Miró con desdén la pitillera de Fidel Castro.

—Me acuerdo de esa cosa horripilante demasiado bien.

—Bueno, la decoración interior nunca fue lo mío, ¿no? Yo me conformo con un sofá y una tele decente.

—Sí, lo sé —dijo su ex con una pizca de brusquedad en sus palabras—. Asumo que ella tenía un trabajo diferente antes de empezar a trabajar en la AIP.

—Supongo que sí —le contestó Chase—. En la misma línea de trabajo, la arqueología, pero estaba en la universidad en lugar de en la ONU. ¿Por qué?

Ella se encogió de hombros.

—Oh, por nada.

—No… conozco esa voz. Hay una razón. ¿Cuál es?

Sophia pareció ligeramente molesta porque Chase pusiera sus palabras en entredicho.
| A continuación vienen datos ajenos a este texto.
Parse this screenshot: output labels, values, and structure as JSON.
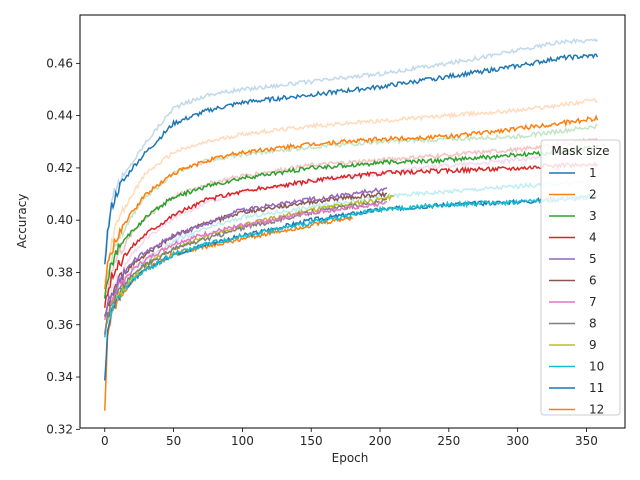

—Oh, vale. Es solo que este apartamento, la decoración, todos los pequeños accesorios —dijo señalando el bloque de cuchillos Henckel sobre la encimera, al lado de Chase—… resultan un tanto…
nouveau, ¿sabes lo que quiero decir
?

—¿Como en
nouveau riche
? —dijo Chase, frunciendo el ceño—. Bueno, siento que nuestro piso no cumpla con sus estándares mínimos, su señoría.

Ella se puso de pie rápidamente.

—Eddie, no quería decir…

—Olvídalo.

Se miraron en silencio durante un momento. Después el hervidor empezó a silbar. Chase lo retiró del fuego.

Sophia le sonrió, dubitativa.

—Estadounidenses. Tienen un aparato para cada una de las tareas más triviales del mundo; a pesar de ello, siguen sin entender el concepto del hervidor eléctrico. Son ridículos…

Chase le respondió a la sonrisa.

—Sí, lo sé. ¡E intenta agarrar esta marmita! ¡Es una pesadilla!

Los dos se rieron.

—¿Eddie?

Chase miró a través de la habitación y vio a Nina de pie en la puerta del dormitorio, envuelta en una bata y con pinta legañosa y despeinada. No tenía ni idea del tiempo que llevaba allí.

—¡Nina! Llamé al timbré como cinco veces. ¡Pensé que te habías ido a trabajar!

Corrió hacia ella.

—Estaba durmiendo, tuve un día un tanto estresante ayer.

—Sí, Hector me lo contó.

La abrazó y después olisqueó su pelo y echó la cabeza hacia atrás rápidamente.

—¡Puaj!

—No… —le soltó ella, con tono de advertencia seria. Chase lo pilló—. Me he dado tres duchas y sigo sin poder librarme del olor.

Miró por encima del hombro y vio a Sophia.

—¿Qué hace ella aquí? —dijo, bajando la voz.

Chase respiró y se preparó para meterse en un lío.